You're just making up definitions now, which perhaps explains why no-one can follow your reasoning. A DPU isn't a generic accelerator and you shouldn't be referring to accelerators as DPUs. If you want to speed up raytracing, adding a raytracing accelerator doesn't mean adding a DPU (although if you can add a DPU as a class of Tensilica architecture and have that do the job). Same with AI or video decoding. These accelerators will conform to a processor architecure as defined by whatever taxonomy one uses, for which I don't think there's an officially accepted one. So some accelerators will be DSPs, and others will be ultra wide SIMD processors, etc.
Considering people asked for a definition of DPU earlier to be able to enter into this discussion, and you left it to others of us before offering your definition which none of us could guess, it's no wonder this is another pointless thread that no-one can do anything with.
Stop.
Math has always been the foundational core of all computer anything. Triangles are no exception. Triangles were selected for a variety of reasons over quads for instance. Alongside the GPU we had and still have Larger register extensions. Before that we had math coprocessors. Your explanation sucks. GPUs are good at large matrices math. Even then, there are still particular math functions it will not be good at with certain hardware.

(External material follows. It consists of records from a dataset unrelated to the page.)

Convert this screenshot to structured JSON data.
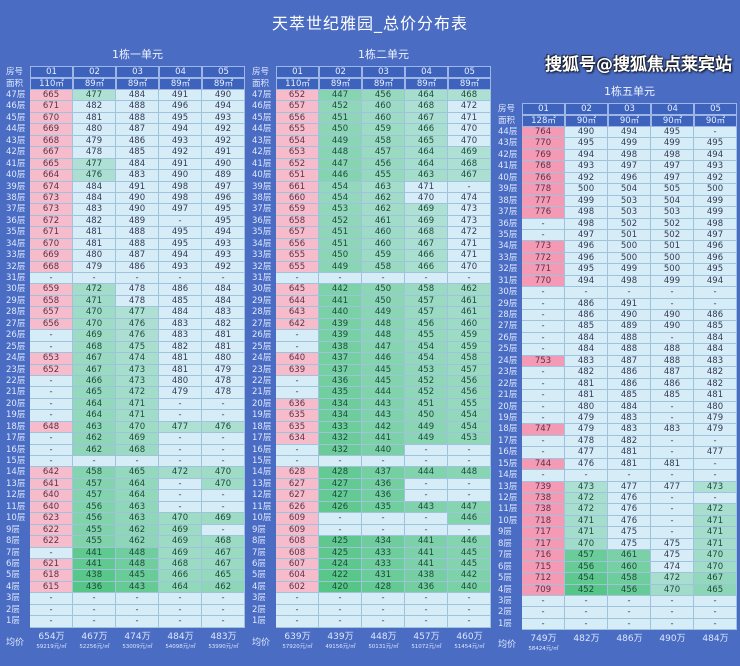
{
  "title": "天萃世纪雅园_总价分布表",
  "watermark": "搜狐号@搜狐焦点莱宾站",
  "colors": {
    "background": "#4a6cc2",
    "cell": "#d6ecf6",
    "pink_light": "#f7bccb",
    "pink_strong": "#f59ab5",
    "green": "#3fbf73"
  },
  "labels": {
    "room": "房号",
    "area": "面积",
    "average": "均价"
  },
  "tables": [
    {
      "name": "1栋一单元",
      "rooms": [
        "01",
        "02",
        "03",
        "04",
        "05"
      ],
      "areas": [
        "110㎡",
        "89㎡",
        "89㎡",
        "89㎡",
        "89㎡"
      ],
      "rows": [
        [
          "47层",
          "665",
          "477",
          "484",
          "491",
          "490"
        ],
        [
          "46层",
          "671",
          "482",
          "488",
          "496",
          "494"
        ],
        [
          "45层",
          "670",
          "481",
          "488",
          "495",
          "493"
        ],
        [
          "44层",
          "669",
          "480",
          "487",
          "494",
          "492"
        ],
        [
          "43层",
          "668",
          "479",
          "486",
          "493",
          "492"
        ],
        [
          "42层",
          "667",
          "478",
          "485",
          "492",
          "491"
        ],
        [
          "41层",
          "665",
          "477",
          "484",
          "491",
          "490"
        ],
        [
          "40层",
          "664",
          "476",
          "483",
          "490",
          "489"
        ],
        [
          "39层",
          "674",
          "484",
          "491",
          "498",
          "497"
        ],
        [
          "38层",
          "673",
          "484",
          "490",
          "498",
          "496"
        ],
        [
          "37层",
          "673",
          "483",
          "490",
          "497",
          "495"
        ],
        [
          "36层",
          "672",
          "482",
          "489",
          "-",
          "495"
        ],
        [
          "35层",
          "671",
          "481",
          "488",
          "495",
          "494"
        ],
        [
          "34层",
          "670",
          "481",
          "488",
          "495",
          "493"
        ],
        [
          "33层",
          "669",
          "480",
          "487",
          "494",
          "493"
        ],
        [
          "32层",
          "668",
          "479",
          "486",
          "493",
          "492"
        ],
        [
          "31层",
          "-",
          "-",
          "-",
          "-",
          "-"
        ],
        [
          "30层",
          "659",
          "472",
          "478",
          "486",
          "484"
        ],
        [
          "29层",
          "658",
          "471",
          "478",
          "485",
          "484"
        ],
        [
          "28层",
          "657",
          "470",
          "477",
          "484",
          "483"
        ],
        [
          "27层",
          "656",
          "470",
          "476",
          "483",
          "482"
        ],
        [
          "26层",
          "-",
          "469",
          "476",
          "483",
          "481"
        ],
        [
          "25层",
          "-",
          "468",
          "475",
          "482",
          "481"
        ],
        [
          "24层",
          "653",
          "467",
          "474",
          "481",
          "480"
        ],
        [
          "23层",
          "652",
          "467",
          "473",
          "481",
          "479"
        ],
        [
          "22层",
          "-",
          "466",
          "473",
          "480",
          "478"
        ],
        [
          "21层",
          "-",
          "465",
          "472",
          "479",
          "478"
        ],
        [
          "20层",
          "-",
          "464",
          "471",
          "-",
          "-"
        ],
        [
          "19层",
          "-",
          "464",
          "471",
          "-",
          "-"
        ],
        [
          "18层",
          "648",
          "463",
          "470",
          "477",
          "476"
        ],
        [
          "17层",
          "-",
          "462",
          "469",
          "-",
          "-"
        ],
        [
          "16层",
          "-",
          "462",
          "468",
          "-",
          "-"
        ],
        [
          "15层",
          "-",
          "-",
          "-",
          "-",
          "-"
        ],
        [
          "14层",
          "642",
          "458",
          "465",
          "472",
          "470"
        ],
        [
          "13层",
          "641",
          "457",
          "464",
          "-",
          "470"
        ],
        [
          "12层",
          "640",
          "457",
          "464",
          "-",
          "-"
        ],
        [
          "11层",
          "640",
          "456",
          "463",
          "-",
          "-"
        ],
        [
          "10层",
          "623",
          "456",
          "463",
          "470",
          "469"
        ],
        [
          "9层",
          "622",
          "455",
          "462",
          "469",
          "-"
        ],
        [
          "8层",
          "622",
          "455",
          "462",
          "469",
          "468"
        ],
        [
          "7层",
          "-",
          "441",
          "448",
          "469",
          "467"
        ],
        [
          "6层",
          "621",
          "441",
          "448",
          "468",
          "467"
        ],
        [
          "5层",
          "618",
          "438",
          "445",
          "466",
          "465"
        ],
        [
          "4层",
          "615",
          "436",
          "443",
          "464",
          "462"
        ],
        [
          "3层",
          "-",
          "-",
          "-",
          "-",
          "-"
        ],
        [
          "2层",
          "-",
          "-",
          "-",
          "-",
          "-"
        ],
        [
          "1层",
          "-",
          "-",
          "-",
          "-",
          "-"
        ]
      ],
      "averages": [
        {
          "price": "654万",
          "unit": "59219元/㎡"
        },
        {
          "price": "467万",
          "unit": "52256元/㎡"
        },
        {
          "price": "474万",
          "unit": "53009元/㎡"
        },
        {
          "price": "484万",
          "unit": "54098元/㎡"
        },
        {
          "price": "483万",
          "unit": "53990元/㎡"
        }
      ]
    },
    {
      "name": "1栋二单元",
      "rooms": [
        "01",
        "02",
        "03",
        "04",
        "05"
      ],
      "areas": [
        "110㎡",
        "89㎡",
        "89㎡",
        "89㎡",
        "89㎡"
      ],
      "rows": [
        [
          "47层",
          "652",
          "447",
          "456",
          "464",
          "468"
        ],
        [
          "46层",
          "657",
          "452",
          "460",
          "468",
          "472"
        ],
        [
          "45层",
          "656",
          "451",
          "460",
          "467",
          "471"
        ],
        [
          "44层",
          "655",
          "450",
          "459",
          "466",
          "470"
        ],
        [
          "43层",
          "654",
          "449",
          "458",
          "465",
          "470"
        ],
        [
          "42层",
          "653",
          "448",
          "457",
          "464",
          "469"
        ],
        [
          "41层",
          "652",
          "447",
          "456",
          "464",
          "468"
        ],
        [
          "40层",
          "651",
          "446",
          "455",
          "463",
          "467"
        ],
        [
          "39层",
          "661",
          "454",
          "463",
          "471",
          "-"
        ],
        [
          "38层",
          "660",
          "454",
          "462",
          "470",
          "474"
        ],
        [
          "37层",
          "659",
          "453",
          "462",
          "469",
          "473"
        ],
        [
          "36层",
          "658",
          "452",
          "461",
          "469",
          "473"
        ],
        [
          "35层",
          "657",
          "451",
          "460",
          "468",
          "472"
        ],
        [
          "34层",
          "656",
          "451",
          "460",
          "467",
          "471"
        ],
        [
          "33层",
          "655",
          "450",
          "459",
          "466",
          "471"
        ],
        [
          "32层",
          "655",
          "449",
          "458",
          "466",
          "470"
        ],
        [
          "31层",
          "-",
          "-",
          "-",
          "-",
          "-"
        ],
        [
          "30层",
          "645",
          "442",
          "450",
          "458",
          "462"
        ],
        [
          "29层",
          "644",
          "441",
          "450",
          "457",
          "461"
        ],
        [
          "28层",
          "643",
          "440",
          "449",
          "457",
          "461"
        ],
        [
          "27层",
          "642",
          "439",
          "448",
          "456",
          "460"
        ],
        [
          "26层",
          "-",
          "439",
          "448",
          "455",
          "459"
        ],
        [
          "25层",
          "-",
          "438",
          "447",
          "454",
          "459"
        ],
        [
          "24层",
          "640",
          "437",
          "446",
          "454",
          "458"
        ],
        [
          "23层",
          "639",
          "437",
          "445",
          "453",
          "457"
        ],
        [
          "22层",
          "-",
          "436",
          "445",
          "452",
          "456"
        ],
        [
          "21层",
          "-",
          "435",
          "444",
          "452",
          "456"
        ],
        [
          "20层",
          "636",
          "434",
          "443",
          "451",
          "455"
        ],
        [
          "19层",
          "635",
          "434",
          "443",
          "450",
          "454"
        ],
        [
          "18层",
          "635",
          "433",
          "442",
          "449",
          "454"
        ],
        [
          "17层",
          "634",
          "432",
          "441",
          "449",
          "453"
        ],
        [
          "16层",
          "-",
          "432",
          "440",
          "-",
          "-"
        ],
        [
          "15层",
          "-",
          "-",
          "-",
          "-",
          "-"
        ],
        [
          "14层",
          "628",
          "428",
          "437",
          "444",
          "448"
        ],
        [
          "13层",
          "627",
          "427",
          "436",
          "-",
          "-"
        ],
        [
          "12层",
          "627",
          "427",
          "436",
          "-",
          "-"
        ],
        [
          "11层",
          "626",
          "426",
          "435",
          "443",
          "447"
        ],
        [
          "10层",
          "609",
          "-",
          "-",
          "-",
          "446"
        ],
        [
          "9层",
          "609",
          "-",
          "-",
          "-",
          "-"
        ],
        [
          "8层",
          "608",
          "425",
          "434",
          "441",
          "446"
        ],
        [
          "7层",
          "608",
          "425",
          "433",
          "441",
          "445"
        ],
        [
          "6层",
          "607",
          "424",
          "433",
          "441",
          "445"
        ],
        [
          "5层",
          "604",
          "422",
          "431",
          "438",
          "442"
        ],
        [
          "4层",
          "602",
          "420",
          "428",
          "436",
          "440"
        ],
        [
          "3层",
          "-",
          "-",
          "-",
          "-",
          "-"
        ],
        [
          "2层",
          "-",
          "-",
          "-",
          "-",
          "-"
        ],
        [
          "1层",
          "-",
          "-",
          "-",
          "-",
          "-"
        ]
      ],
      "averages": [
        {
          "price": "639万",
          "unit": "57920元/㎡"
        },
        {
          "price": "439万",
          "unit": "49156元/㎡"
        },
        {
          "price": "448万",
          "unit": "50131元/㎡"
        },
        {
          "price": "457万",
          "unit": "51072元/㎡"
        },
        {
          "price": "460万",
          "unit": "51454元/㎡"
        }
      ]
    },
    {
      "name": "1栋五单元",
      "rooms": [
        "01",
        "02",
        "03",
        "04",
        "05"
      ],
      "areas": [
        "128㎡",
        "90㎡",
        "90㎡",
        "90㎡",
        "90㎡"
      ],
      "rows": [
        [
          "44层",
          "764",
          "490",
          "494",
          "495",
          "-"
        ],
        [
          "43层",
          "770",
          "495",
          "499",
          "499",
          "495"
        ],
        [
          "42层",
          "769",
          "494",
          "498",
          "498",
          "494"
        ],
        [
          "41层",
          "768",
          "493",
          "497",
          "497",
          "493"
        ],
        [
          "40层",
          "766",
          "492",
          "496",
          "497",
          "492"
        ],
        [
          "39层",
          "778",
          "500",
          "504",
          "505",
          "500"
        ],
        [
          "38层",
          "777",
          "499",
          "503",
          "504",
          "499"
        ],
        [
          "37层",
          "776",
          "498",
          "503",
          "503",
          "499"
        ],
        [
          "36层",
          "-",
          "498",
          "502",
          "502",
          "498"
        ],
        [
          "35层",
          "-",
          "497",
          "501",
          "502",
          "497"
        ],
        [
          "34层",
          "773",
          "496",
          "500",
          "501",
          "496"
        ],
        [
          "33层",
          "772",
          "496",
          "500",
          "500",
          "496"
        ],
        [
          "32层",
          "771",
          "495",
          "499",
          "500",
          "495"
        ],
        [
          "31层",
          "770",
          "494",
          "498",
          "499",
          "494"
        ],
        [
          "30层",
          "-",
          "-",
          "-",
          "-",
          "-"
        ],
        [
          "29层",
          "-",
          "486",
          "491",
          "-",
          "-"
        ],
        [
          "28层",
          "-",
          "486",
          "490",
          "490",
          "486"
        ],
        [
          "27层",
          "-",
          "485",
          "489",
          "490",
          "485"
        ],
        [
          "26层",
          "-",
          "484",
          "488",
          "-",
          "484"
        ],
        [
          "25层",
          "-",
          "484",
          "488",
          "488",
          "484"
        ],
        [
          "24层",
          "753",
          "483",
          "487",
          "488",
          "483"
        ],
        [
          "23层",
          "-",
          "482",
          "486",
          "487",
          "482"
        ],
        [
          "22层",
          "-",
          "481",
          "486",
          "486",
          "482"
        ],
        [
          "21层",
          "-",
          "481",
          "485",
          "485",
          "481"
        ],
        [
          "20层",
          "-",
          "480",
          "484",
          "-",
          "480"
        ],
        [
          "19层",
          "-",
          "479",
          "483",
          "-",
          "479"
        ],
        [
          "18层",
          "747",
          "479",
          "483",
          "483",
          "479"
        ],
        [
          "17层",
          "-",
          "478",
          "482",
          "-",
          "-"
        ],
        [
          "16层",
          "-",
          "477",
          "481",
          "-",
          "477"
        ],
        [
          "15层",
          "744",
          "476",
          "481",
          "481",
          "-"
        ],
        [
          "14层",
          "-",
          "-",
          "-",
          "-",
          "-"
        ],
        [
          "13层",
          "739",
          "473",
          "477",
          "477",
          "473"
        ],
        [
          "12层",
          "738",
          "472",
          "476",
          "-",
          "-"
        ],
        [
          "11层",
          "738",
          "472",
          "476",
          "-",
          "472"
        ],
        [
          "10层",
          "718",
          "471",
          "476",
          "-",
          "471"
        ],
        [
          "9层",
          "717",
          "471",
          "475",
          "-",
          "471"
        ],
        [
          "8层",
          "717",
          "470",
          "475",
          "475",
          "471"
        ],
        [
          "7层",
          "716",
          "457",
          "461",
          "475",
          "470"
        ],
        [
          "6层",
          "715",
          "456",
          "460",
          "474",
          "470"
        ],
        [
          "5层",
          "712",
          "454",
          "458",
          "472",
          "467"
        ],
        [
          "4层",
          "709",
          "452",
          "456",
          "470",
          "465"
        ],
        [
          "3层",
          "-",
          "-",
          "-",
          "-",
          "-"
        ],
        [
          "2层",
          "-",
          "-",
          "-",
          "-",
          "-"
        ],
        [
          "1层",
          "-",
          "-",
          "-",
          "-",
          "-"
        ]
      ],
      "averages": [
        {
          "price": "749万",
          "unit": "58424元/㎡"
        },
        {
          "price": "482万",
          "unit": ""
        },
        {
          "price": "486万",
          "unit": ""
        },
        {
          "price": "490万",
          "unit": ""
        },
        {
          "price": "484万",
          "unit": ""
        }
      ]
    }
  ]
}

You're all over the place, I don't even need to read anything of what you've written to know that. There are many things we've done that can be done differently but that doesn't necessarily mean it's going to be faster or slower for that matter. Things have become the way they are as a proper form of evolution over time and we can tie a lot of decisions back to costs.
Someone needed a simple example & I gave a simple example.